There were also undoubtedly statewide issues that we will only know about anecdotally, if at all.  For example, one of Andrew Sullivan’s readers wrote of Bay State Democrats: “Twice they have fiddled with the election laws in the past five years…to control the process.”  That kind of screwing around brings to mind Tom DeLay’s escapades in Texas, and to everyone but partisans such scheming looks plainly corrupt.  Another factor may have been gender; so far women are zero for eight in gubernatorial and Senate races there.  Presumably it is not a coincidence.

Still, it would be crazy for Democrats to not see some larger warning signs.  For one, Barack Obama needs to freshen up his stump speech.  He now has a track record, and the populist rhetoric of the 2008 campaign trail is not wearing too well.  I listen to his speeches now and contradictory hyperlinks pop into my head.  For example:

You know, we always knew that change was going to be hard…there were going to be some who stood on the sidelines, who were protectors of the big banks, and protectors of the big insurance companies, protectors of the big drug companies, who would say, you know what, we can take advantage of this crisis — because it’s going to be so bad, even though we helped initiate these policies, there’s going to be a sleight of hand here because we’re going to let Democrats take responsibility.

Does he not realize that people will increasingly call bullshit on such obvious discrepancies?  Is he not aware it will discourage his base, because that is precisely the audience paying the closest attention?  Coakley ran a lousy campaign.  Know what helps make for a good one?  A record to run on, a way to appeal to people’s aspirations and a reasonable expectation that what is being promised on the hustings will be delivered.  Coakley was in no position to do any of that.

After his election Obama had energetic supporters champing at the bit to have their idealism harnessed; he continually stoked it during the campaign and they truly were fired up and ready to go.  Since then he has made back room deals with the very industries that have been systematically looting the middle class.  On health care why was he not constantly banging the drum for the reforms he considered most important, giving speeches in the backyards of recalcitrant lawmakers, urging supporters to contact their representatives, and generally exhorting his base to be passionately involved?  It is the most baffling dissipation of enthusiasm since George Bush told the nation to go shopping in the wake of 9/11.
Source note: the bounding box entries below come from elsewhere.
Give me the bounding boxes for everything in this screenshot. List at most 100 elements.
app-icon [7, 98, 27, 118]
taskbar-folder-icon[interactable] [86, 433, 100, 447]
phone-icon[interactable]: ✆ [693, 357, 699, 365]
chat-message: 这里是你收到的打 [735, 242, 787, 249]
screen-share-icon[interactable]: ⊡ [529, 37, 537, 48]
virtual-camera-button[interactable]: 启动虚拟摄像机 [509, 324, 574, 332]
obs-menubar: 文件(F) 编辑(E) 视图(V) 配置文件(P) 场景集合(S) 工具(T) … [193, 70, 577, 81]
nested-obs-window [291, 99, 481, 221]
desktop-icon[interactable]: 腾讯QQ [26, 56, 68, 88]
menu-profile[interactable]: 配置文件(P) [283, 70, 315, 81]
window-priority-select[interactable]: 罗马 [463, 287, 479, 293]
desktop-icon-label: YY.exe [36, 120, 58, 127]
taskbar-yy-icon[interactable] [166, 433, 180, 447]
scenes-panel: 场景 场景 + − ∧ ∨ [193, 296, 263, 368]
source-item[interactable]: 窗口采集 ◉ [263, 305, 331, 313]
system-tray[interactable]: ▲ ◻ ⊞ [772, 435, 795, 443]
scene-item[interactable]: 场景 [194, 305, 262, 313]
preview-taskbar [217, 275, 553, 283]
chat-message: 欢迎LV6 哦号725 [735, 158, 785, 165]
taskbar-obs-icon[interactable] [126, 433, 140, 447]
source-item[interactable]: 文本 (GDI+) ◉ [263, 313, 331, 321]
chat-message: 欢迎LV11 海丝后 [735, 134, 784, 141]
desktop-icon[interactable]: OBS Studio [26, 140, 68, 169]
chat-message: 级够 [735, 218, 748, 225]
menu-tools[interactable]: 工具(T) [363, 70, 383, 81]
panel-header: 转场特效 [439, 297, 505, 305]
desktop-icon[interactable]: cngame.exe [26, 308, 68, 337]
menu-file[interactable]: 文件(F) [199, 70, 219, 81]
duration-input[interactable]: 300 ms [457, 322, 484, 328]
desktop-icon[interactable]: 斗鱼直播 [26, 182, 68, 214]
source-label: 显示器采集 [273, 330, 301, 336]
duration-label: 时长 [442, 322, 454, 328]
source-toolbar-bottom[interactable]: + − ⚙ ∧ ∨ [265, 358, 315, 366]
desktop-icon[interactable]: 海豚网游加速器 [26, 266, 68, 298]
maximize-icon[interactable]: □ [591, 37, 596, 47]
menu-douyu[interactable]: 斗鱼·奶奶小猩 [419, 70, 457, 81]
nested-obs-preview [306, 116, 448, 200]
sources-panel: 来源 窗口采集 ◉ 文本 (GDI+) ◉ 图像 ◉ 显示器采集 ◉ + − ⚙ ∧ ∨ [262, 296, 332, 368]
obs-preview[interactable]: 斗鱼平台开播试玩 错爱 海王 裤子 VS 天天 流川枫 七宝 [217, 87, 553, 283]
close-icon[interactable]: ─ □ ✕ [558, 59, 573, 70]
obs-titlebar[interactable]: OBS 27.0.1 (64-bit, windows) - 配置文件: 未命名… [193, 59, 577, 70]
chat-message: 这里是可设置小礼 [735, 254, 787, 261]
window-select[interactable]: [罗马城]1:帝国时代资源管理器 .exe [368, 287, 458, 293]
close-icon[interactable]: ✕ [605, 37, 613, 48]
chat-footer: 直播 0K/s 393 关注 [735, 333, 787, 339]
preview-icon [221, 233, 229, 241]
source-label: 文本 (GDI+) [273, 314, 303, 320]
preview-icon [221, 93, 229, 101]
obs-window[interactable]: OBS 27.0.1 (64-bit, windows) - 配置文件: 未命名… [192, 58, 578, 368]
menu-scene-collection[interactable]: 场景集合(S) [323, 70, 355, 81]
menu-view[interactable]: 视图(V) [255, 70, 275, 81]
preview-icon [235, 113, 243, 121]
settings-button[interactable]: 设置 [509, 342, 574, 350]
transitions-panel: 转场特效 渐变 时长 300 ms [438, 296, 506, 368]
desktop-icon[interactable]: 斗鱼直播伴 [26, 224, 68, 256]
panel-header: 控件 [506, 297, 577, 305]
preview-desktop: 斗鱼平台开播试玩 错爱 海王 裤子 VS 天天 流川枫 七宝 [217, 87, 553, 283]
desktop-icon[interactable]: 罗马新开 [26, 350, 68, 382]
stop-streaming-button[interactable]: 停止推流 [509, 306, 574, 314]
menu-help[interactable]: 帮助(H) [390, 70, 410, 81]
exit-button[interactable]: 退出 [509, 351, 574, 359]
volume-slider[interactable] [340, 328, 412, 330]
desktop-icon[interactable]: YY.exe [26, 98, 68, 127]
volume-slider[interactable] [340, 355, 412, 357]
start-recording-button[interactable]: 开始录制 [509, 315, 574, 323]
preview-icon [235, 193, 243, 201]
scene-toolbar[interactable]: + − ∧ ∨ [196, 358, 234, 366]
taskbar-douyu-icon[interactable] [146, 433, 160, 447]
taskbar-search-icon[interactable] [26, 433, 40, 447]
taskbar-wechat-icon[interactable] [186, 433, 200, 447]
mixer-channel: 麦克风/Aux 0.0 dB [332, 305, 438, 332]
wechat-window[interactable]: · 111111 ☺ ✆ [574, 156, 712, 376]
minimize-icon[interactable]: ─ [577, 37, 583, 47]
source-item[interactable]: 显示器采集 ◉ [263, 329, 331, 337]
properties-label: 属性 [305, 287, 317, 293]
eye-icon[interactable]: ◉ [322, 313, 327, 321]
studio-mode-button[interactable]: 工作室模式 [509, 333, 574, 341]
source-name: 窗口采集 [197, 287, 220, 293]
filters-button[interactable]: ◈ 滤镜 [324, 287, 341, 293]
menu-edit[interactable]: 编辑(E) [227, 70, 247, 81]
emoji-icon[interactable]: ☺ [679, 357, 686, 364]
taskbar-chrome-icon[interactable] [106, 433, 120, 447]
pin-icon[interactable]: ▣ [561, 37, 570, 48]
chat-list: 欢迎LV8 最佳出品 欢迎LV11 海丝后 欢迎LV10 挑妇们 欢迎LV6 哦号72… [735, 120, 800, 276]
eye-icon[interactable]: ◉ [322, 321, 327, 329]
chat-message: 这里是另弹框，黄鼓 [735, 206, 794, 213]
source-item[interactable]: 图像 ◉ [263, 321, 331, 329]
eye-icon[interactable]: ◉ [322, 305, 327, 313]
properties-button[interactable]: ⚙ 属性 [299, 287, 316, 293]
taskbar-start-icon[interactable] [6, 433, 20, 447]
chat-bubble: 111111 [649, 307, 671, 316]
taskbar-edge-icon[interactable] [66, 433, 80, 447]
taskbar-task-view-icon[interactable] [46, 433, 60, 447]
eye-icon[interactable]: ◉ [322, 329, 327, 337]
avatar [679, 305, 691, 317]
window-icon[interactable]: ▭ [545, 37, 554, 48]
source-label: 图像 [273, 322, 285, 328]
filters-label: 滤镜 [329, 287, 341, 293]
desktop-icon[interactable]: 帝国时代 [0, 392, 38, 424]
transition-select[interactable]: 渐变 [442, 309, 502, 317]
That is where the longer term trends are risky for the Democrats.  In the aftermath of the attacks Republicans failed to direct the enormous public willingness to sacrifice, appealed constantly to their fears, and generally discouraged people from being engaged.  Is it any wonder the country turned to new leadership a few years later?  

Core supporters also became dissatisfied as basic principles of fiscal responsibility, level headed foreign policy and respect for individual liberty were casually disregarded.  Then there is perhaps the biggest fraud of all, the promise – promoted loudly for decades – that lower taxes would unleash America’s entrepreneurial spirit, lead to economic expansion and still provide adequate federal revenue.  Instead it led to the worst decade since the Depression.

To the extent that the Tea Party movement is about pure antipathy towards government or unhappiness with being out of power, it is nothing more than garden variety conservative bellyaching.  A good part of it is deep dissatisfaction with having core principles routinely betrayed over a period of years, though, and that should worry Democrats.  

Whether it was a failure to stop the Iraq war on retaking Congress, the refusal to act as a check on the Bush administration, the capitulation on FISA, or more recently the inability to even contemplate reform that does not look like a giveaway to favored lobbies, liberals have a damning bill of particulars against their ostensible allies that has been stacking up for years.  Martha Coakley has nothing to do with that.  The revolt now in full bloom on the right started with pent up frustration and burst on the national scene with a thumping.  It is not hard to see the Democrats of early 2010 in a similar danger to the Republicans of early 2006.